Open bertfrees opened 7 years ago
A possibility is to start from Jostein's nlbdev/nordic-epub3-dtbook-migrator project. Basically it exists of a dtbook-to-epub3 part and a epub3-to-dtbook part. We would only pick the dtbook-to-epub3 part. The DTBooks that this script support currently have to follow a strict schema ("Nordic DTBook"). The EPUBs that this script produces follow a strict schema as well ("Nordic EPUB3"). The idea is of course to make it support "any" DTBook.
The Nordic version of the script could then possibly build on the generic version of the script.
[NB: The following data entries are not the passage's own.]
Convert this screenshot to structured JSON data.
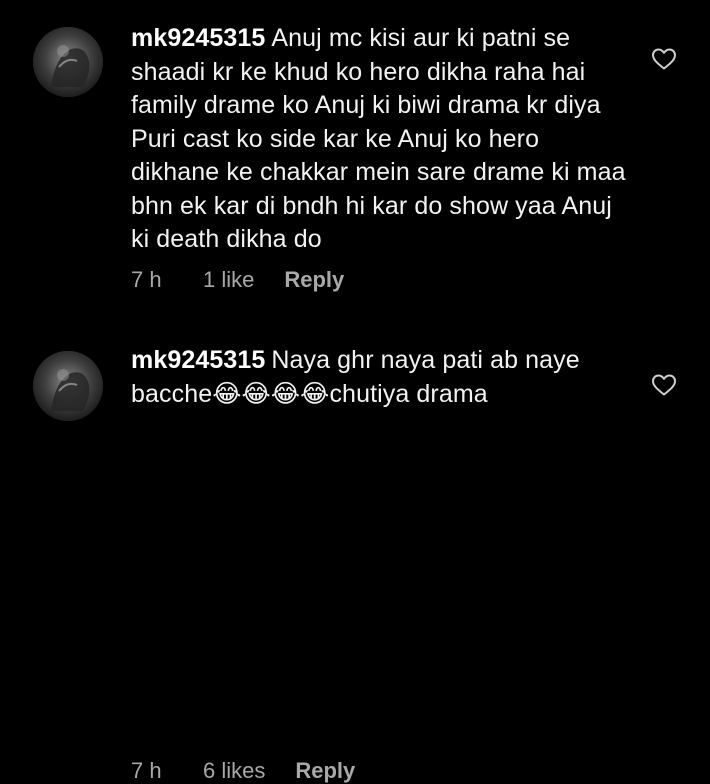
{
  "comments": [
    {
      "username": "mk9245315",
      "text": "Anuj mc kisi aur ki patni se shaadi kr ke khud ko hero dikha raha hai family drame ko Anuj ki biwi drama kr diya Puri cast ko side kar ke Anuj ko hero dikhane ke chakkar mein sare drame ki maa bhn ek kar di bndh hi kar do show yaa Anuj ki death dikha do",
      "time": "7 h",
      "likes": "1 like",
      "reply": "Reply",
      "like_icon": "heart-outline-icon",
      "avatar_icon": "avatar-photo"
    },
    {
      "username": "mk9245315",
      "text": "Naya ghr naya pati ab naye bacche😂😂😂😂chutiya drama",
      "time": "7 h",
      "likes": "6 likes",
      "reply": "Reply",
      "like_icon": "heart-outline-icon",
      "avatar_icon": "avatar-photo"
    }
  ],
  "colors": {
    "background": "#000000",
    "text": "#f2f2f2",
    "meta": "#a8a8a8"
  }
}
One way to approach this would be to split up the Nordic dtbook-to-epub3 into a "nordic-dtbook-to-dtbook" step followed by a more generic "dtbook-to-epub3" step (and maybe a "epub3-to-nordic-epub3"?). Another approach would be to have a "nordic-dtbook-to-html.xsl" extend a more generic "dtbook-to-html.xsl". In either case, it's not clear yet whether the "Nordic" part will need to add much to the generic part.
Some more ideas/remarks/questions:
The current (Nordic) version of the dtbook-to-epub3 script does not only do the conversion, but also validates input (DTBook), output (EPUB) and intermediary formats (HTML). I'm not sure whether the generic script needs this as well.
The generic script can be made more reusable by moving all non-trivial stuff (everything except connecting ports, passing options, etc.) from the top-level step to the substeps.
We could split up dtbook-to-epub3 into a ".load", ".convert" and ".store" part to allow chaining.
Why does the script currently not use dtbook-load?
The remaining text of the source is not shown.